A while back, I started noticing that photographers I liked were able to demonstrate physically what they wanted from their models. In other words, these photographers were great at posing their models. Watching behind-the-scenes footage of their shoots inevitably revealed that they had some pretty incredible moves of their own.
I shouldn’t have to explain why. In much the same way retouching and photography go together in a feedback loop, so do posing and photography. Knowing how to pose means you can have a mental image of the pose that you are trying to capture. It inevitably means that you’ll figure out which poses work and which poses don’t.
I used to just shoot from the hip and let the model do whatever she wanted. Shooting lots of frames meant that I’d get “usable frames” by sheer volume and probability. Problem was that my yield rate was inconsistent. Sometimes I got lots of good frames (usually indicative of a good model), and sometimes I’d get nothing. Learning how to pose smoothes out the inconsistencies and increases my yield rate for usable frames. Now this isn’t to say that I never have bad shoots anymore. Everyone has good and bad days. Overall, however, having a handful of “go-to” poses makes bad shoots rarer because I can show the models what I’m looking for. Moreover, it can enhance the shoot by providing a good model a new direction to take her own posing.
So what’s a good pose? I personally like movement, creating symmetry, shapes, framing the face, elongating the body, and more. For me, it depends on the wardrobe, the set, and the feeling that we’re trying to convey. Basically, the answer is “It depends.” But the definition of a “good pose” will vary inevitably from photographer to photographer, just as it does from model to model. Each photographer has to develop his or her own posing preferences. The only way to develop your own posing preference is to practice.
And that’s where the mirror comes in.
While I’m a huge proponent of mental exercises, the only way to really improve your posing skills is with a mirror. Something you think looks good in your head might not actually look good in front of the lens. Validating this reality is important. The mirror provides instant feedback, allowing you to adjust the pose to suit your taste and preferences.
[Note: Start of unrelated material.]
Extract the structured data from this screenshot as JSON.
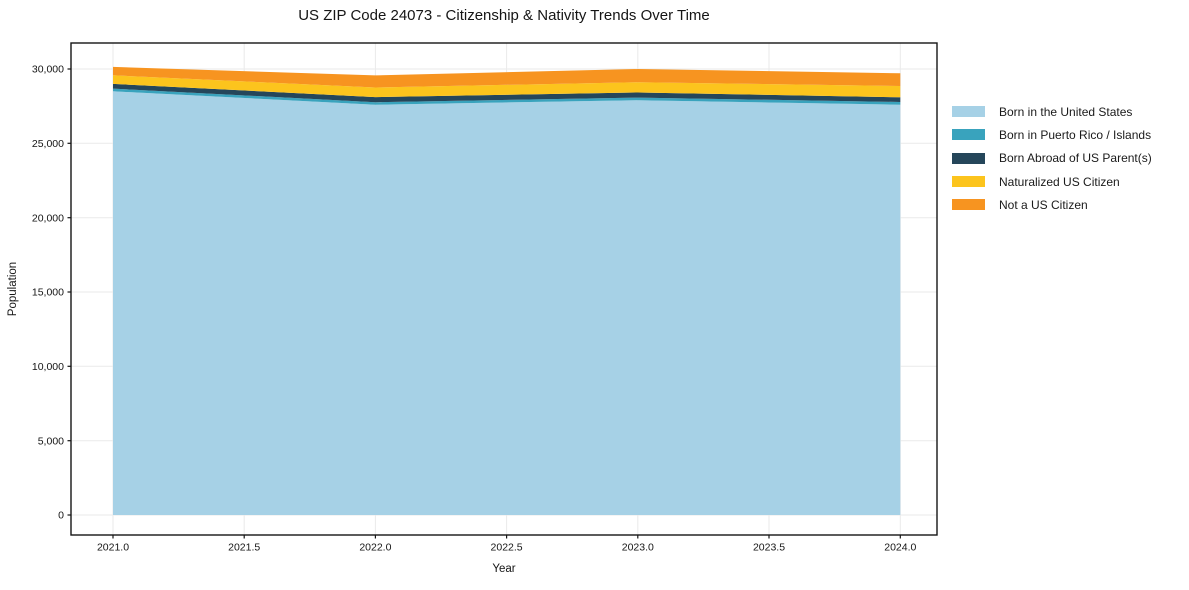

This is the part where I publicly admit that I actually practice posing in front of the mirror. It wouldn’t be so bad except that I have to specify that I’m practicing women’s poses. Unless you’re Benny Ninja, if you’re a man, I don’t think you’ll ever find practicing women’s poses completely natural. In many ways, it’s awkward simply because men aren’t physically built the same way. We’re muscular, top-heavy, typically lack range of motion, and worst of all, we look stupid in heels… most of the time, at least. But, yes, I spend a couple minutes here and there trying to figure out what looks good and what doesn’t in front of the mirror. The physical mirror develops the mental mirror (over time) so that you can envision what the pose looks like without an actual mirror.
Posing has benefits aside from getting good frames. It’s freaking hilarious to watch a photographer pose. I often do it just for the comedic effect. When the model sees that you can make a total fool out of yourself, she’ll be more inclined to loosen up and try new moves or give you more. The funniest poses are the ones with the sexy facial expressions. A male photographer demonstrating a sexy facial expression is funny as hell and usually just “wrong” every which way from Sunday. So, get a mirror and take a few mental frames of your best poses!